Eine kleine USV. Benutzen wir in der Firma um PC die in Werkshallen in der nähe von Schweißautomaten und CNC-Fressen stehen zu schützen. Sonst kann es passieren das er einfach mal ausgeht wegen zu starker Schwankungen.

Die Steckdosenleiste ist ja leider nur Überspannungsschutz. Aber sind wirklich sehr gut.


----------



## Wagga (4. November 2008)

Es gibt spezielle Steckdosenleisten für den Pc.

Mit Masterfunktion = Pc aus alle angeschlossenen Geräte aus.
-Überspannungsschutz

Die sollte eigentlich das Problem lösen.
Gibts im gut Sortieren Elektrohandel oder manchmal als Sonderangebot bei Discountern.

MFG,Wagga


----------



## Korri (4. November 2008)

Also ist die Hardware mit so einer Stromleiste geschützt oder braucht man noch so ein USV, was auch immer das ist.

Was mich noch interessieren würde ist ob mit so ner Stromleiste auch das Monitorflimmern aufhört wenn ich z.B den Ofen oder so eingeschaltet habe?


----------



## Nofel (4. November 2008)

http://de.wikipedia.org/wiki/Unterbrechung...Stromversorgung

Kommt drauf an. Überspannung reicht eine Steckdosenleiste. Starke Stromschwankungen Über/Unterspannung reicht es nicht.


----------



## Korri (4. November 2008)

Da es bei mir immer auftritt sobald ich ein Elektrogerät einschalte geht ich mal von Unterspannung auf, deshalb würd mich halt interessieren ob die Hardware geschützt ist mit so ner Überspannungsschutzleiste?

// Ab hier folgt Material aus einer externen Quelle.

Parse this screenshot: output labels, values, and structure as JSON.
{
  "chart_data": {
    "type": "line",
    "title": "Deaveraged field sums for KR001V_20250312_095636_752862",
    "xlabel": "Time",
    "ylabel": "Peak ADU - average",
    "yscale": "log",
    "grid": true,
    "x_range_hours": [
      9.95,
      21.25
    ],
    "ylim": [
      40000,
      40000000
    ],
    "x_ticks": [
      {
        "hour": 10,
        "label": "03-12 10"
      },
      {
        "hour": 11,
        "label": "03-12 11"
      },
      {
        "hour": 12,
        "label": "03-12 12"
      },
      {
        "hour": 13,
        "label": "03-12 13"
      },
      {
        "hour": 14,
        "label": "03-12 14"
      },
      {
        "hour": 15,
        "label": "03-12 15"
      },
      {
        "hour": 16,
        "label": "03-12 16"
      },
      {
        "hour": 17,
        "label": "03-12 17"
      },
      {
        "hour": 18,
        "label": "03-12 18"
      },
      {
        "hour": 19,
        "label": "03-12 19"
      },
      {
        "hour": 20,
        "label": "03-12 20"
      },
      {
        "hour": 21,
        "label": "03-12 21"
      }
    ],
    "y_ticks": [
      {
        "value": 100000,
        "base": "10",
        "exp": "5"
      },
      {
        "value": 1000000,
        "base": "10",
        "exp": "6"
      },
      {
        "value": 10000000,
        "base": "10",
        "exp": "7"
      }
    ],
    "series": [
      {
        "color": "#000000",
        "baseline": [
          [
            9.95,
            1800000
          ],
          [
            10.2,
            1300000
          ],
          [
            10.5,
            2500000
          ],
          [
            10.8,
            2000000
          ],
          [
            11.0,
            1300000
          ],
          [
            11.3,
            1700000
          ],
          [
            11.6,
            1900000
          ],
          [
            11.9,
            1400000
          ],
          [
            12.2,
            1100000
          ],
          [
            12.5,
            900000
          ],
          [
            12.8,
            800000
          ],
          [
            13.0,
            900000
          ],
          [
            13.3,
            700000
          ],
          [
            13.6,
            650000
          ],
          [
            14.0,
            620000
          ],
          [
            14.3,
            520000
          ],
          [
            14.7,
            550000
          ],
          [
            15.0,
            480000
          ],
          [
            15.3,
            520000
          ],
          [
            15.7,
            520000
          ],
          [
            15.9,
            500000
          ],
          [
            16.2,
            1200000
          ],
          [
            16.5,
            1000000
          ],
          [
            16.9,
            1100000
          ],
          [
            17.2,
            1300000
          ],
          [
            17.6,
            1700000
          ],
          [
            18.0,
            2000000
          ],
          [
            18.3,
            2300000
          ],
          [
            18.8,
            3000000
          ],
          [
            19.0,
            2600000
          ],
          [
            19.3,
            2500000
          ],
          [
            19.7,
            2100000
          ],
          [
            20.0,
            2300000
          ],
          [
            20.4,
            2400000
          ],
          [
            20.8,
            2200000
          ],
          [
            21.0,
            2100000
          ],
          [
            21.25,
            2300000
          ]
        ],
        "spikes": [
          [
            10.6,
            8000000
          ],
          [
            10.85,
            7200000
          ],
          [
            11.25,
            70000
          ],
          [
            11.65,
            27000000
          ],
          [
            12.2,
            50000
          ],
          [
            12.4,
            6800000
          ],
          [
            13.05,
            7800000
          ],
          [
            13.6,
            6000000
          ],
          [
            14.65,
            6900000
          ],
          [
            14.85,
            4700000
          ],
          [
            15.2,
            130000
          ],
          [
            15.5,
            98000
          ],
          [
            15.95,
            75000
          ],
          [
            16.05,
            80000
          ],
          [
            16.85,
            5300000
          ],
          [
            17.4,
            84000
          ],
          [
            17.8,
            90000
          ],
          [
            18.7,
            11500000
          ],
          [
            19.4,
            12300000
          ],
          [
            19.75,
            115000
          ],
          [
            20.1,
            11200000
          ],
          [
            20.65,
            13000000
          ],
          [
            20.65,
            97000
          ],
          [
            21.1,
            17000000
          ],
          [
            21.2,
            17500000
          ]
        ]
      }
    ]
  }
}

Hab bei nun geguckt und wollt wissen ob "Mit Entstörfilter" auch das flimmern weggehen würde?


----------



## Klos1 (4. November 2008)

umziehen


----------



## Carcharoth (4. November 2008)

Afaik haben Netzteile von Enermax auch sowas ähnliches drin. Aber kA ob die so starke Stromschwankungen aushalten.


----------



## Korri (5. November 2008)

Keine Ahnung ob es nun so starke sind, da ich es nur merke dass der Bildschirm flackert sobald ich einige Geräte an habe, aber mir gehts drum das die Hardware nicht kaputt geht :/


----------



## Miamoto (5. November 2008)

Wenn ich das so höre würde ich in deinem Fall wie folgt vorgehen:

Netten Brief an den Vermieter schreiben 
- Probleme schildern 
- Vermieter unter (angemessener!) Fristsetzung zur Behebung auffordern 
- Mietminderung androhen 
- Ersatzvornahme (Du beauftragst einen Handwerker und ziehst die Kosten von der Miete ab) androhen 
- Du kannst ihm ja noch schreiben dass Du ihm die Kosten für Reparatur / Neubeschaffung der defekten Geräte auch von der Miete abziehst

Wenns innerhalb der von dir gesetzten Frist nicht behoben ist, Miete einbehalten! Lass ihm ruhig 2-3 Monate, das ist mehr als fair.

Meist kommt dann Bewegung ins Spiel.  Ne schlechte Elektroinstallation ist kein Schönheitsmakel!!! Hey meine Budde brennt ab, aber hauptsache meine Hardware ist gesichert xD OMG


----------